Context: The phenotype in Turner syndrome (TS) is variable even in patients with a supposedly non-mosaic karyotype. Previous work suggested that there were X-linked parent-of-origin effects on the phenotype.

Hypothesis: TS phenotype is influenced by the parental origin of the missed X chromosome.

Design: Multicenter prospective study of TS patients and both their parents, determining parental origin of the X-chromosome, and characterizing the clinical phenotype.

Patients and methods: Eighty three TS patients and their parents. Inclusion criteria were TS with karyotype 45,X or 46Xi(Xq). Four highly polymorphic microsatellite markers on the X-chromosome DMD49, DYSII, DXS1283 and the androgen receptor gene, and three Y chromosome markers SRY, DYZ1, and DYZ3.

Outcome measures: The study determined the correlation between the parental origin of the X chromosome and the unique phenotypic traits of Turners syndrome including congenital malformations, anthropometry and growth pattern, skeletal defects, endocrine traits, education and vocation.

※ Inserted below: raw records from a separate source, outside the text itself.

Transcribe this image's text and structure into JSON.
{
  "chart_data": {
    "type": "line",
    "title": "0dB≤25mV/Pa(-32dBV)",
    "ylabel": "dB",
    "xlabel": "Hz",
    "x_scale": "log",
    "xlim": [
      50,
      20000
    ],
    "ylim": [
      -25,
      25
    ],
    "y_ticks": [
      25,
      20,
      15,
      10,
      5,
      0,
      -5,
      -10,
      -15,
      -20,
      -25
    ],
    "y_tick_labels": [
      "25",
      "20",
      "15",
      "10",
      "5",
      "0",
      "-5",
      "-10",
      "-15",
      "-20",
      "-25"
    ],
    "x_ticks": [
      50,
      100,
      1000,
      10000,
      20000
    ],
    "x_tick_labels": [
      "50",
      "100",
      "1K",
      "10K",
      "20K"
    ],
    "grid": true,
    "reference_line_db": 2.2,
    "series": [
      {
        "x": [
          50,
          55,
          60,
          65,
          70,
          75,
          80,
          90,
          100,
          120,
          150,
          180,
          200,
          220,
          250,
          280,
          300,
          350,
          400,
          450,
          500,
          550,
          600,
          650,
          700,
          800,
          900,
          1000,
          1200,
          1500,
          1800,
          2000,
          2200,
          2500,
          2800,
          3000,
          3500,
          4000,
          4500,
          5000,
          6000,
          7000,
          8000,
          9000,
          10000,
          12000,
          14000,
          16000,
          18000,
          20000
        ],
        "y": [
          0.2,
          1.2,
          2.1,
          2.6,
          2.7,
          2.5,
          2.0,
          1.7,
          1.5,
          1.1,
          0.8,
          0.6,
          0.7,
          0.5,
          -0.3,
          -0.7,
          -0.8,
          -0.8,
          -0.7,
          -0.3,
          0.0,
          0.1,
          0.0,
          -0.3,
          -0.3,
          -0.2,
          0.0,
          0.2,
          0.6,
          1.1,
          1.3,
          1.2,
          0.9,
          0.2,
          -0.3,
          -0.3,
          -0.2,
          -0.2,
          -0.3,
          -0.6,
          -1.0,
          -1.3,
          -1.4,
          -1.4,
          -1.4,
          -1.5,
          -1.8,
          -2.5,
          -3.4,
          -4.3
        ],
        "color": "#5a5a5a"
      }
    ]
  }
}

Results: An 83% of 45,X retained their maternal X (X^m), whereas 64% 46Xi(Xq) retained their paternal X^p (P < 0.001). Kidney malformations were exclusively found in X^m patients (P = 0.030). The X^m group had lower total and LDL cholesterol (P < 0.05higher BMI SDS (P = 0.03). that was not maintained after hGH treatment. Response to GH therapy was comparable. Ocular abnormalities were more common in the X^p group (P = 0.017), who also had higher academic achievement.

Conclusions: The parental origin of the missing short arm of the X- chromosome has an impact on overweight, kidney, eye and lipids, which suggests a potential effect of an as yet undetermined X chromosome gene imprinting.